Peak systolic wall thickness measurements did not include the thickness of the arterial adventitia, which may lead to overestimation of circumferential stress. However, as the adventitia represents a small proportion of the thickness of an atherosclerotic coronary artery, overestimation of circumferential stress is likely to be minimal. In addition, it has been shown that the intima and media bear a greater proportion of total circumferential stress than the adventitia,11 implying intima–media thickness may be functionally more important when assessing wall stress in an artery with a circumferentially uniform structure.

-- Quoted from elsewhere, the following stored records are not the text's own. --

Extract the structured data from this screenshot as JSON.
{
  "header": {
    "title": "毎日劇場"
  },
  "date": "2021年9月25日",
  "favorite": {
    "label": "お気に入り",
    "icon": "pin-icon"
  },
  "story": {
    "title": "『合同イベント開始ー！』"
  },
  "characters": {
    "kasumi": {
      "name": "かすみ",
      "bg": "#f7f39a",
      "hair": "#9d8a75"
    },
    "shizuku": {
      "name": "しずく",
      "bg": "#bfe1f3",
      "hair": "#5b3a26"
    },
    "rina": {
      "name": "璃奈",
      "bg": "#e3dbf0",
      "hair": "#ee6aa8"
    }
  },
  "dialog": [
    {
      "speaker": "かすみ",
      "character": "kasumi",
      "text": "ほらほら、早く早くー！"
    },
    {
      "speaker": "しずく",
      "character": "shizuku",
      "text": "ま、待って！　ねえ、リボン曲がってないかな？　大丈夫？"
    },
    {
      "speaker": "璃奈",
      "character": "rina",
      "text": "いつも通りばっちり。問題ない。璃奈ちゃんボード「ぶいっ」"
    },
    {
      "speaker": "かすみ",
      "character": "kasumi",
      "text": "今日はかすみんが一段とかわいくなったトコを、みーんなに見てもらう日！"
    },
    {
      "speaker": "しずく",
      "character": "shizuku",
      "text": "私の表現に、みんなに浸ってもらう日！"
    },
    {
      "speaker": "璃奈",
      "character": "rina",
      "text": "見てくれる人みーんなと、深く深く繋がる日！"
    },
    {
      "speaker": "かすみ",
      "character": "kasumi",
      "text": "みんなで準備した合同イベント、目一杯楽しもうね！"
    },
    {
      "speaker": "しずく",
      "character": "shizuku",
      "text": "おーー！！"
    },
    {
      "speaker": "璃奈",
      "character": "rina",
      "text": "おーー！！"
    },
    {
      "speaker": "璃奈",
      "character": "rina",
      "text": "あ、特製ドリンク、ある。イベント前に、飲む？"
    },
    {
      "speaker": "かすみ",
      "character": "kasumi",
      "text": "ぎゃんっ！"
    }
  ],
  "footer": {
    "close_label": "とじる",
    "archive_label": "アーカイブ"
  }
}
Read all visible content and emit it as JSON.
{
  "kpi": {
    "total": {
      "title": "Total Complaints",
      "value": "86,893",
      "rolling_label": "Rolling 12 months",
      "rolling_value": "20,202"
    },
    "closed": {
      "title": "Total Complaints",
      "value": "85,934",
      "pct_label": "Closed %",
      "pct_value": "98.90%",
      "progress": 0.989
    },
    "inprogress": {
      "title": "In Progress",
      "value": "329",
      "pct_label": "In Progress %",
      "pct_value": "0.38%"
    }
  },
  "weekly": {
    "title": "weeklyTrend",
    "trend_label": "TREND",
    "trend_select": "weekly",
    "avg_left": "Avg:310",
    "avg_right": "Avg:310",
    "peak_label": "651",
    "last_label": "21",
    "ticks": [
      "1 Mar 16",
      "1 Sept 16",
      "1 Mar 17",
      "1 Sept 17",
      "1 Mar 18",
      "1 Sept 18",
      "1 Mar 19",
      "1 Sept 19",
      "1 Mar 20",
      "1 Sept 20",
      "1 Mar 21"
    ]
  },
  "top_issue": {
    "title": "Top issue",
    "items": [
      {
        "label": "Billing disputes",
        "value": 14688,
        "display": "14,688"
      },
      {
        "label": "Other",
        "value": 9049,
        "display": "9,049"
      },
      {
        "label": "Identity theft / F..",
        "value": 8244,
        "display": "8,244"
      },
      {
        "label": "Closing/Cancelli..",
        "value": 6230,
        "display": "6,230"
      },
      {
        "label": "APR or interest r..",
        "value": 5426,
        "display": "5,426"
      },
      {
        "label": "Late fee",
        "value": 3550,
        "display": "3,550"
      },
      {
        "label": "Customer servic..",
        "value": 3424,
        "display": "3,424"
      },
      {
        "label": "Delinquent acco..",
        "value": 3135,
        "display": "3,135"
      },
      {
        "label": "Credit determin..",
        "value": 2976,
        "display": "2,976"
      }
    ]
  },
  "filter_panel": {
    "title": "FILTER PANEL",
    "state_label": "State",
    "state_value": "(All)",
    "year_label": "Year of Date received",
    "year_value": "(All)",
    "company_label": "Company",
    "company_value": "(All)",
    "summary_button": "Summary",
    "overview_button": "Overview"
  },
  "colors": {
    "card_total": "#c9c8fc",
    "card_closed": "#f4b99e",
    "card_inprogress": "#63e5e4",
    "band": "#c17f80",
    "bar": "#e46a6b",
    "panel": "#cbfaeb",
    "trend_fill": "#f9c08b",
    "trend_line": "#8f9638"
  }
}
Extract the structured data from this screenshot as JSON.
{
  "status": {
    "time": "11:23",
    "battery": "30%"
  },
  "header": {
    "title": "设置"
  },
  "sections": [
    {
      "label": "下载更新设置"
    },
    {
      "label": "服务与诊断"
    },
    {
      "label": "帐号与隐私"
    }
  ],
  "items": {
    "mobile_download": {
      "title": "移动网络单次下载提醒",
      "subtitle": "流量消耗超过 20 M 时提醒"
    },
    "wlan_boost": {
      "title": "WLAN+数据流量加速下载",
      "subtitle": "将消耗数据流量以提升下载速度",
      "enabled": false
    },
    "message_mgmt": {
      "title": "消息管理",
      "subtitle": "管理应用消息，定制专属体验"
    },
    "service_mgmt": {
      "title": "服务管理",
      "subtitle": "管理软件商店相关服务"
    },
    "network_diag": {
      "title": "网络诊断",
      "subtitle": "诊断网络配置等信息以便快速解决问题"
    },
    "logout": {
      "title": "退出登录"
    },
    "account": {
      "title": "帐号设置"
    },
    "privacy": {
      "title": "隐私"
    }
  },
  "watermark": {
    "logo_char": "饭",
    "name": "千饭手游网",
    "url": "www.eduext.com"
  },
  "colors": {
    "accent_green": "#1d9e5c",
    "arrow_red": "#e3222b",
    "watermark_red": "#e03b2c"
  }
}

In this current study we used a thin walled tube model to measure average circumferential stress in segments of artery with symmetrical thickening of the arterial wall rather than diseased segments with asymmetrical plaque. In segments of artery with asymmetrical plaque, mean circumferential wall stress is the same across the section containing plaque and the more normal artery wall, although the distribution of stress across different components of the vessel wall changes. In experimental studies, wall stress is greatest at the margins of the fibrous cap which overlies a lipid pool,11and changes in this stress are most relevant to plaque rupture. Plaque cap stress cannot be measured directly with intravascular ultrasound, but in vitro studies have shown a good correlation between maximum stress determined by finite element analysis in asymmetrical vessels and plaque stress, calculated using a cylindrical tube model as the ratio of vessel radius and fibrous cap thickness.34 The mean reduction in coronary wall stress after esmolol of 0.17 × 106 dyn/cm2 (approximately 125 mm Hg) was much smaller than the maximum circumferential stress of 4091 (1199) mm Hg calculated at sites of plaque rupture in pathological specimens in vitro.31 However, it is possible that a small reduction in wall stress over prolonged periods decreases the risk of rupture when a plaque is vulnerable, because of weakening of the fibrous cap, increased lipid content, or local inflammation. Small differences in circumferential wall stress could therefore influence the risk of coronary events during longer term treatment.
It is important to understand the mechanisms by which treatment may influence the likelihood of coronary events. Intravenous esmolol is more effective than nicardipine at reducing circumferential coronary artery wall stress, a possible determinant of the risk of plaque rupture. This mechanism may in part explain the beneficial effects of β blockers in clinical trials of patients with coronary artery disease. Results of large ongoing randomised clinical trials are awaited for reliable determination of the effects of treatment with dihydropyridine calcium antagonists on long term cardiovascular risk.
This study was supported in part by a University of Otago Research Grant and grants-in-aid from the Otago Medical Research Foundation and The National Heart Foundation of New Zealand. Wyeth-Ayerst International Inc supplied the nicardipine. MJAW was supported, as the W and GS Dick research fellow, by the Southland Medical Foundation.